Lorie Pope’s voice jumped at me. “David, did I wake you?”

“No,” I groaned and swung out of bed onto unsteady feet.

“You always needed at least seven hours of sleep, as I recall,” she said. “So last night must have been interesting.”

“Not the way you think.”

“Really?” she said. “Isn’t that a wonderful word? Interesting. May you live in interesting times.” She laughed her fine, crystal laugh.

I pulled on some shorts and walked to the kitchen, where I poured orange juice and drank it in one long swallow.

“I don’t have anything new to leak, my dear.” I pulled aside the blinds and looked into the yard. The oleanders and bougainvillea needed trimming, the joys of a nine-month growing season.

“I’m calling to make a deposit, my love,” Lorie said. “It’s only fair.”

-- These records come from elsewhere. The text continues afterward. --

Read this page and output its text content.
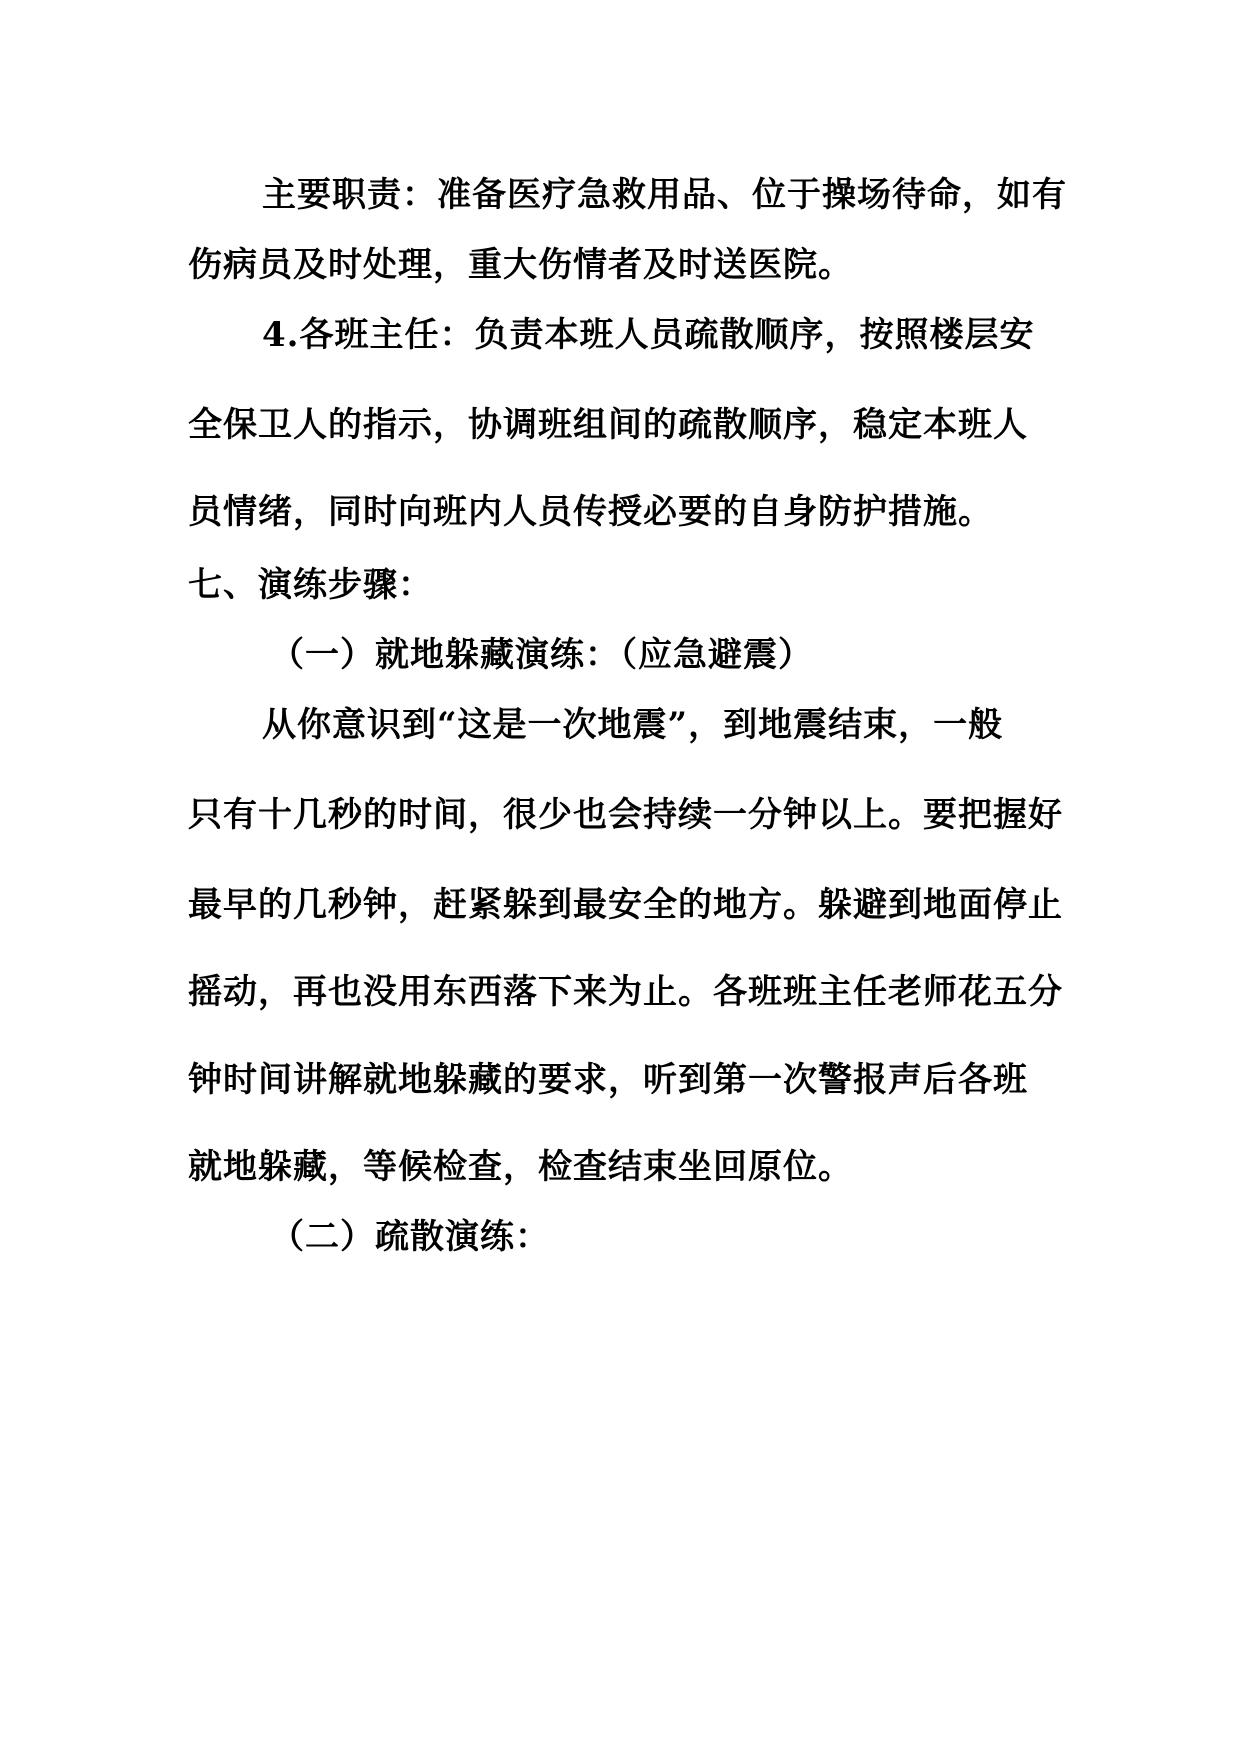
主要职责：准备医疗急救用品、位于操场待命，如有
伤病员及时处理，重大伤情者及时送医院。
4.各班主任：负责本班人员疏散顺序，按照楼层安
全保卫人的指示，协调班组间的疏散顺序，稳定本班人
员情绪，同时向班内人员传授必要的自身防护措施。
七、演练步骤：
（一）就地躲藏演练：（应急避震）
从你意识到“这是一次地震”，到地震结束，一般
只有十几秒的时间，很少也会持续一分钟以上。要把握好
最早的几秒钟，赶紧躲到最安全的地方。躲避到地面停止
摇动，再也没用东西落下来为止。各班班主任老师花五分
钟时间讲解就地躲藏的要求，听到第一次警报声后各班
就地躲藏，等候检查，检查结束坐回原位。
（二）疏散演练：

I could hear computer keys clattering in the background of her voice.

“Remember your skeletons in the wall? And the man who was executed in the kidnapping? Jack Talbott? Remember he had a girl with him?”

“Right. Frances Richie.”

“She’s still alive,” Lorie said.

I sat at the wicker kitchen table, my heart pounding a little harder. “Really?”

“I shit you not,” she said. “She is still at the women’s unit at Florence, where she has been since 1942.”